I switchback down into an endless hillside of flowers and most notably, thistle. Lots of thistle. Luckily, there seems to have been at least one person who has come through here and I follow the path they forged. I bend and contort and crush with great care and pain and slowness. After the 100th thistle poke, I grow a bit weary. But on the positive, at least there’s no poison oak. Towards the bottom, it turns all boggy and I can feel the coolness through my boots.


It is with great relief that I step foot on the Lost Coast Trail mile 9.9 at 5 pm. Oh to be on flat ground, if only for a moment. I can definitely feel the days cumulative descent in my quads. But I turn south and march as fast as I can, grateful to be down and out of the strongest wind.




I cross Spanish Creek and can feel that I get a splash of water in my boot. The trail leads to Oak Creek and then Kinsey Creek which are both pretty easy to cross. I’m grateful for the road tread and easy walking. The trees burned during the 2003 fire stand eerily in witness to all of us who pass.




After almost 3 miles of trail walking, a beach section starts. It’s 6 pm and my shadow is growing long. I can see human and dog tracks ahead of me. I carefully cross the mouth of Big Creek. The beach and cobble walking at the end of a long day is a bit brutal. I think to myself that I don’t know how much farther I can make it. My original plan was to camp at Big Flat Creek which is LCT mile 16.7 but I don’t think I’m going to make that.




I trudge along with a weary body. I’m not sure what gives me pause, but I climb a little sandy bluff to see if there might be a camping spot. I check the FarOut app and realize that the LCT is actually just above me. I go a bit farther up and sure enough, there’s a small path through the abundant vegetation. Well, the people with the dog didn’t catch this transition. There’s some poison oak to avoid but it is doable.
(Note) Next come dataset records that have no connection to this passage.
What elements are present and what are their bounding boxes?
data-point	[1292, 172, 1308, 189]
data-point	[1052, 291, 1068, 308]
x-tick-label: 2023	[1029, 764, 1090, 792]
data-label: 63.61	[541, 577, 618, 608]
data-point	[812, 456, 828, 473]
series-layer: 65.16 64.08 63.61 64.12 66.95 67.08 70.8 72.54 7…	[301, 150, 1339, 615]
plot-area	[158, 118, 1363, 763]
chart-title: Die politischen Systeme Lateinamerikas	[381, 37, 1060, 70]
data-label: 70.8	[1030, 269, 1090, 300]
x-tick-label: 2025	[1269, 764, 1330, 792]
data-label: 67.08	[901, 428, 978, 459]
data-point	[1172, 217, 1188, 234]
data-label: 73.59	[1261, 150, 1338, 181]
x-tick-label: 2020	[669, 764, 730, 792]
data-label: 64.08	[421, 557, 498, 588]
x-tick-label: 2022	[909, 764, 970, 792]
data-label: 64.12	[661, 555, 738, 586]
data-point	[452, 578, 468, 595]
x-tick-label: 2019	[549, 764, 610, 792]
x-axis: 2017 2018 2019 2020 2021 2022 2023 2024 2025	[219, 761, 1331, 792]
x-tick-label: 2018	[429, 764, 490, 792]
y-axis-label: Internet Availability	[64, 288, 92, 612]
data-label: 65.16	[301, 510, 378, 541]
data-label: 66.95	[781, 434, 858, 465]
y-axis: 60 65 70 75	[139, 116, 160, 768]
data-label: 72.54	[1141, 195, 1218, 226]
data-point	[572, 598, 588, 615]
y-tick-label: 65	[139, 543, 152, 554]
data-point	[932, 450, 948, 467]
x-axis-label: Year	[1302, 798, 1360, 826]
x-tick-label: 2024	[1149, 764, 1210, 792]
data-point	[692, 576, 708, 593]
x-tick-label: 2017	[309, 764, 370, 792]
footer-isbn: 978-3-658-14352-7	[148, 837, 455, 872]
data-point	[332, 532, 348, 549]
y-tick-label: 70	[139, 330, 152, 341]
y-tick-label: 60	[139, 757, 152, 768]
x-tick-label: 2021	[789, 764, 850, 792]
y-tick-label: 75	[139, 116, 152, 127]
I hike not even another half mile and find my home for the night. There’s a perfect spot for one little tent to tuck in among the trees next to the trail. It’s 7:30 pm and I’m calling it a day. My garmin watch has recorded 6,666 ft. of descent for the day. That’s like Grand Canyon or a long day on the Wonderland Trail kind of numbers. A later search of the number 6666 reveals that it is associated with harmony, balance and spiritual growth. Well, the challenge of today definitely was a growth opportunity and a chance to reaffirm my ability to push myself.
I get everything set up and then have dinner out on the bluff to watch the sunset. I sit a bit too close to poison oak and move forward. My cheese is a bit squishy so I skip it. I eat a bunch of other snacks including a few fritos scoops. Yum! I save a few for tomorrow when I get back to the trail head. I’m almost done with dinner when I notice a tick crawling on my pants. Ok, that’s enough. I get into my tent and out of caution, leave my pants outside. I can not risk getting poison oak. I’ve traded the roar of the wind for the constant of the ocean. The never ending noise presses hard on my brain but I eventually fall asleep.